Das OLG hebt das erstinstanzliche Urteil auf und gibt dem Bauherren recht. Das Gesetz behandelt die Selbstvornahme und die anderen Mängelrechte gleich (vgl. § 637 BGB). Die Fristsetzung zur Mangelbeseitigung mit Ablehnungsandrohung hat nicht dazu geführt, dass der Bauherr sein Recht verloren hat, nach Fristablauf weiterhin einen Vorschuss zu verlangen, um die Mängel selbst beseitigen zu können. Insbesondere hat der Bauherr sein ihm zustehendes Wahlrecht in Bezug auf die Ausübung der einzelnen Mängelrechte nicht etwa durch das zitierte Schreiben ausgeübt und daher auch noch nicht verbraucht.

Der Bauherr kann also weiterhin einen Vorschuss zur Durchführung der Mangelbeseitigung verlangen.

Praxishinweis

Die richtige Entscheidung des OLG Naumburg verdeutlicht anschaulich die einem Bauherren im Einzelnen zustehenden Mängelrechte und deren Voraussetzungen im Falle des Abschlusses eines sogenannten BGB-Vertrages. Grundsätzlich hat ein Bauherr bzw. der Besteller einer Werkleistung zunächst einen Nacherfüllungsanspruch, d. h. er kann von dem Unternehmen die Nachbesserung und damit die Herstellung des mangelfreien Werkes verlangen.

Im Stadium nach der Abnahme hat der Bauherr ferner die Möglichkeit, dem Unternehmer eine angemessene Frist zur Nacherfüllung zu setzen.

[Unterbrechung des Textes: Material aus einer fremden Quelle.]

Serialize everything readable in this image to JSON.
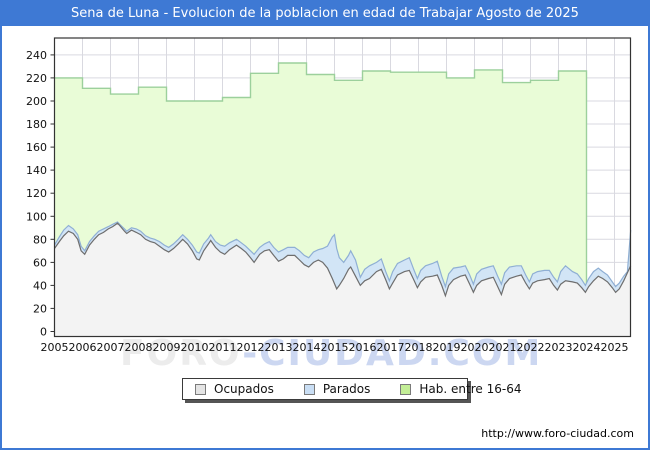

Im Falle des fruchtlosen Fristablaufes stehen ihm sodann weitere Rechte, wie u. a. die Selbstvornahme, die Beauftragung eines Ersatzunternehmens bzw. die Geltendmachung eines Vorschusses für die Mangelbeseitigung zu.

Für letztere Rechte ist es aber unbedingt erforderlich, die besagte – angemessene – Frist zu setzen und deren ergebnislosen Ablauf abzuwarten. Allerdings darf der Bauherr auch noch nach Fristablauf weiterhin die Nacherfüllung, d. h. also die Mangelbeseitigung durch den Auftragnehmer verlangen. Er ist nicht gezwungen, sein Recht auf Selbstvornahme oder Beauftragung eines Ersatzunternehmens auszuüben. Der Fristablauf hat letztlich lediglich zur Folge, dass der Auftragnehmer nicht mehr verlangen kann, dass ihm die Beseitigung des Mangels gestattet wird.

Bis zum Ablauf der Frist allerdings hat der Auftragnehmer sogar das Recht, Mängel selbst zu beseitigen. Eine Mangelbeseitigung durch den Bauherren vor Ablauf der gesetzten Frist würde dazu führen, dass die hierfür entstehenden Kosten nicht von dem Auftragnehmer ersetzt werden müssten.

Wichtig für Bauherren ist noch zu wissen, dass vor Erklärung der Abnahme bei einem BGB-Vertrag nur in Ausnahmefällen die Mangelbeseitigung von bereits erkannten Mängeln gefordert werden kann. Dies ist bei einem sogenannten VOB/B-Vertrag anders. Die VOB/B sieht in § 4 Nr. 3 ausdrücklich vor, dass ein Besteller bereits vor Abnahme das Recht hat, die Mangelbeseitigung vom Auftragnehmer zu fordern.